US Presidential
Election Actually 50+ Separate Votes
Jeffrey Young
November 01, 2012
Election Day is held
on the first Tuesday in November in the United States. In each of the 50
states, and in the District of Columbia, there are political offices to
fill, ballot questions to resolve, and every four years, the choice of
whom to send to the White House.
The United States Constitution is filled with rights and protections for
citizens. But as Georgetown University professor Mark Rom points out,
voting is not necessarily one of them.
"One would think that the right to vote is just as much a central right
of citizenship as the ability to speak freely, or to worship freely, to
petition the government, and so forth. But, it is not," said Rom.

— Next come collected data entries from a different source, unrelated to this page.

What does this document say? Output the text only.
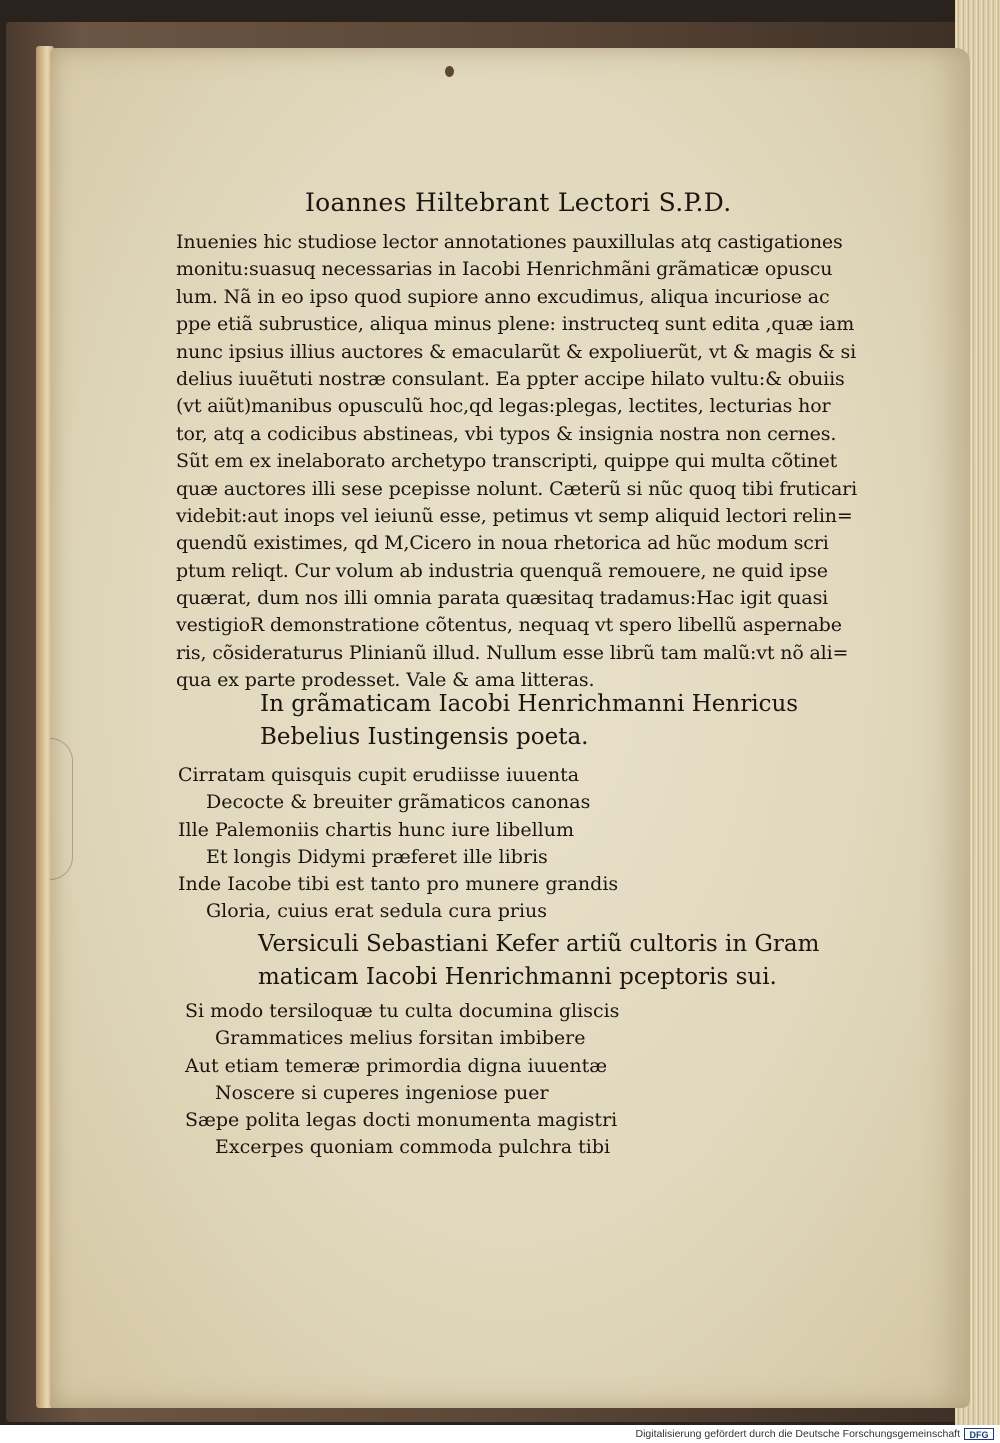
Ioannes Hiltebrant Lectori S.P.D.
Inuenies hic studiose lector annotationes pauxillulas atq castigationes
monitu:suasuq necessarias in Iacobi Henrichmãni grãmaticæ opuscu
lum. Nã in eo ipso quod supiore anno excudimus, aliqua incuriose ac
ppe etiã subrustice, aliqua minus plene: instructeq sunt edita ,quæ iam
nunc ipsius illius auctores & emacularũt & expoliuerũt, vt & magis & si
delius iuuẽtuti nostræ consulant. Ea ppter accipe hilato vultu:& obuiis
(vt aiũt)manibus opusculũ hoc,qd legas:plegas, lectites, lecturias hor
tor, atq a codicibus abstineas, vbi typos & insignia nostra non cernes.
Sũt em ex inelaborato archetypo transcripti, quippe qui multa cõtinet
quæ auctores illi sese pcepisse nolunt. Cæterũ si nũc quoq tibi fruticari
videbit:aut inops vel ieiunũ esse, petimus vt semp aliquid lectori relin=
quendũ existimes, qd M,Cicero in noua rhetorica ad hũc modum scri
ptum reliqt. Cur volum ab industria quenquã remouere, ne quid ipse
quærat, dum nos illi omnia parata quæsitaq tradamus:Hac igit quasi
vestigioR demonstratione cõtentus, nequaq vt spero libellũ aspernabe
ris, cõsideraturus Plinianũ illud. Nullum esse librũ tam malũ:vt nõ ali=
qua ex parte prodesset. Vale & ama litteras.
In grãmaticam Iacobi Henrichmanni Henricus
Bebelius Iustingensis poeta.
Cirratam quisquis cupit erudiisse iuuenta
Decocte & breuiter grãmaticos canonas
Ille Palemoniis chartis hunc iure libellum
Et longis Didymi præferet ille libris
Inde Iacobe tibi est tanto pro munere grandis
Gloria, cuius erat sedula cura prius
Versiculi Sebastiani Kefer artiũ cultoris in Gram
maticam Iacobi Henrichmanni pceptoris sui.
Si modo tersiloquæ tu culta documina gliscis
Grammatices melius forsitan imbibere
Aut etiam temeræ primordia digna iuuentæ
Noscere si cuperes ingeniose puer
Sæpe polita legas docti monumenta magistri
Excerpes quoniam commoda pulchra tibi
Digitalisierung gefördert durch die Deutsche Forschungsgemeinschaft	DFG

"Voting requirements are typically established by the states. And, the
states, more or less, can use their own standards."

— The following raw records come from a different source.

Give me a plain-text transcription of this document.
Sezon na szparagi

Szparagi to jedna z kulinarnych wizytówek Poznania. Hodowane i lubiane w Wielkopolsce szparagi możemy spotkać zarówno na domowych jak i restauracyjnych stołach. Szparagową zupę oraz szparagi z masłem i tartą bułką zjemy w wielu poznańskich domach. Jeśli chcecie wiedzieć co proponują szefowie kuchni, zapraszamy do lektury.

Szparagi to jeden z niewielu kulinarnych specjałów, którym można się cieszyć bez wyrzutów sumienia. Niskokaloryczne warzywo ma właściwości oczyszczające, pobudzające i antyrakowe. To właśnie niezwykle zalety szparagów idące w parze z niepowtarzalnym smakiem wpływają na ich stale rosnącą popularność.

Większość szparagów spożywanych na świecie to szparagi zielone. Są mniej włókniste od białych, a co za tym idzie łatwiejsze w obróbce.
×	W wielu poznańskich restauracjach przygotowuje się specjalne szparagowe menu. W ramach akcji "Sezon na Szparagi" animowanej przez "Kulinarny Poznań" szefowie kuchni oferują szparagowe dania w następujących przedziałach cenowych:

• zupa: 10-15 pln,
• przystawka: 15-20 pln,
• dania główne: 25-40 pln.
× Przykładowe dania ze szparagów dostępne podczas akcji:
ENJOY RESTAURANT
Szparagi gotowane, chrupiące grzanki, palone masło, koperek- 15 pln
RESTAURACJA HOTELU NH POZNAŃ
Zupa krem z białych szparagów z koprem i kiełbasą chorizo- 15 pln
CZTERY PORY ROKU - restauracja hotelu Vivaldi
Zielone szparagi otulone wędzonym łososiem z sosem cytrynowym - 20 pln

The minimum voting age of 18 is set by U.S. federal law. But Rom says
otherwise, there is very little uniformity
"There is a patchwork of 50 different states, with 50 different state
laws about the times for voting, the processes for registering to vote,
the places where you can vote, how you can vote by absentee ballot. All
those details of the elections are established by state law, not by
federal law," Rom added.
The absentee ballots that Rom refers to are used by people who are away
from home on Election Day - in the military, for instance, or traveling,
or away at school.
In recent years, something called "early voting" has also developed.

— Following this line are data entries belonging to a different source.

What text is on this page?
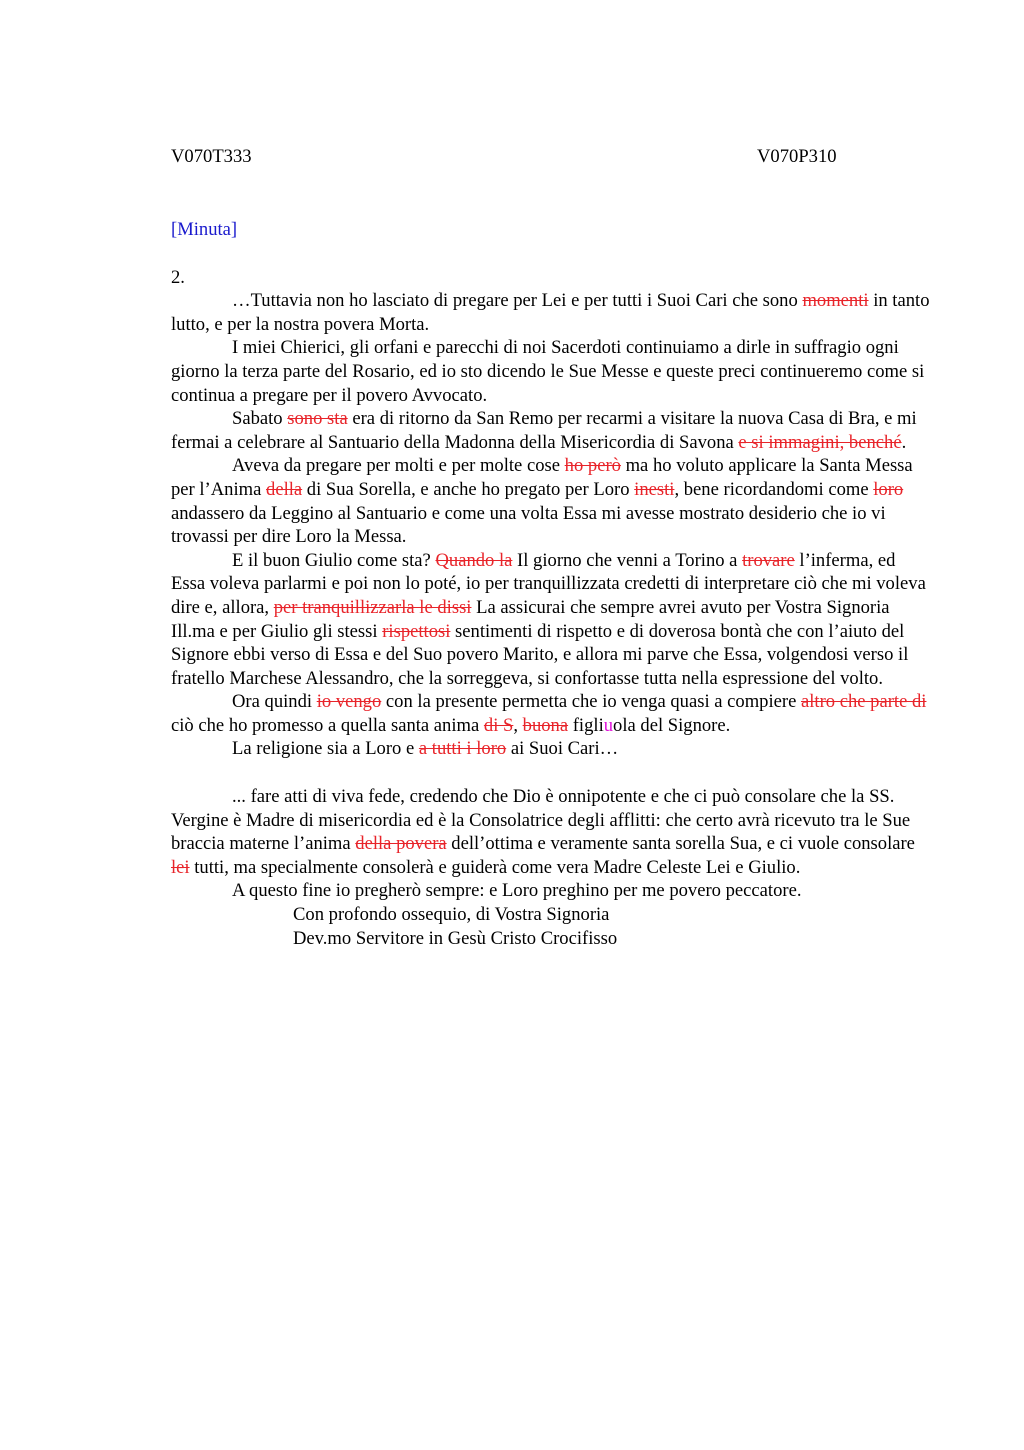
V070T333	V070P310
[Minuta]
2.

…Tuttavia non ho lasciato di pregare per Lei e per tutti i Suoi Cari che sono momenti in tanto lutto, e per la nostra povera Morta.

I miei Chierici, gli orfani e parecchi di noi Sacerdoti continuiamo a dirle in suffragio ogni giorno la terza parte del Rosario, ed io sto dicendo le Sue Messe e queste preci continueremo come si continua a pregare per il povero Avvocato.

Sabato sono sta era di ritorno da San Remo per recarmi a visitare la nuova Casa di Bra, e mi fermai a celebrare al Santuario della Madonna della Misericordia di Savona e si immagini, benché.

Aveva da pregare per molti e per molte cose ho però ma ho voluto applicare la Santa Messa per l’Anima della di Sua Sorella, e anche ho pregato per Loro inesti, bene ricordandomi come loro andassero da Leggino al Santuario e come una volta Essa mi avesse mostrato desiderio che io vi trovassi per dire Loro la Messa.

E il buon Giulio come sta? Quando la Il giorno che venni a Torino a trovare l’inferma, ed Essa voleva parlarmi e poi non lo poté, io per tranquillizzata credetti di interpretare ciò che mi voleva dire e, allora, per tranquillizzarla le dissi La assicurai che sempre avrei avuto per Vostra Signoria Ill.ma e per Giulio gli stessi rispettosi sentimenti di rispetto e di doverosa bontà che con l’aiuto del Signore ebbi verso di Essa e del Suo povero Marito, e allora mi parve che Essa, volgendosi verso il fratello Marchese Alessandro, che la sorreggeva, si confortasse tutta nella espressione del volto.

Ora quindi io vengo con la presente permetta che io venga quasi a compiere altro che parte di ciò che ho promesso a quella santa anima di S, buona figliuola del Signore.

La religione sia a Loro e a tutti i loro ai Suoi Cari…

... fare atti di viva fede, credendo che Dio è onnipotente e che ci può consolare che la SS. Vergine è Madre di misericordia ed è la Consolatrice degli afflitti: che certo avrà ricevuto tra le Sue braccia materne l’anima della povera dell’ottima e veramente santa sorella Sua, e ci vuole consolare lei tutti, ma specialmente consolerà e guiderà come vera Madre Celeste Lei e Giulio.

A questo fine io pregherò sempre: e Loro preghino per me povero peccatore.

Con profondo ossequio, di Vostra Signoria

Dev.mo Servitore in Gesù Cristo Crocifisso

Some two-thirds of the states now allow people to cast their ballots as
much as a month or more before the official Election Day in November.
A
number of states have now passed laws requiring voters to produce
specific photo IDs at their polling place to prove their identities.
Advocates of these laws say they are necessary to prevent fraud.
Opponents say such fraud is too statistically small to be a problem, and
charge the laws are meant suppress voting.
And there's also another way that a U.S. presidential election is really
50 separate contests - according to the Constitution, people voting for
president are actually selecting 538 people called "electors" on a
state-by-state basis. And it's these people who officially determine who
becomes president.
"The most important number is 270," says George Mason University
professor Dennis Johnson. "And that is the number of electors that will
get you over the top. And, any combination of states that has 270, that
is the magic number that you are really looking for."
Johnson says the Electoral College is why candidates spend most of their
time in a handful of so-called “battleground” states -- the ones they
believe will give them that winning total of 270 electoral votes.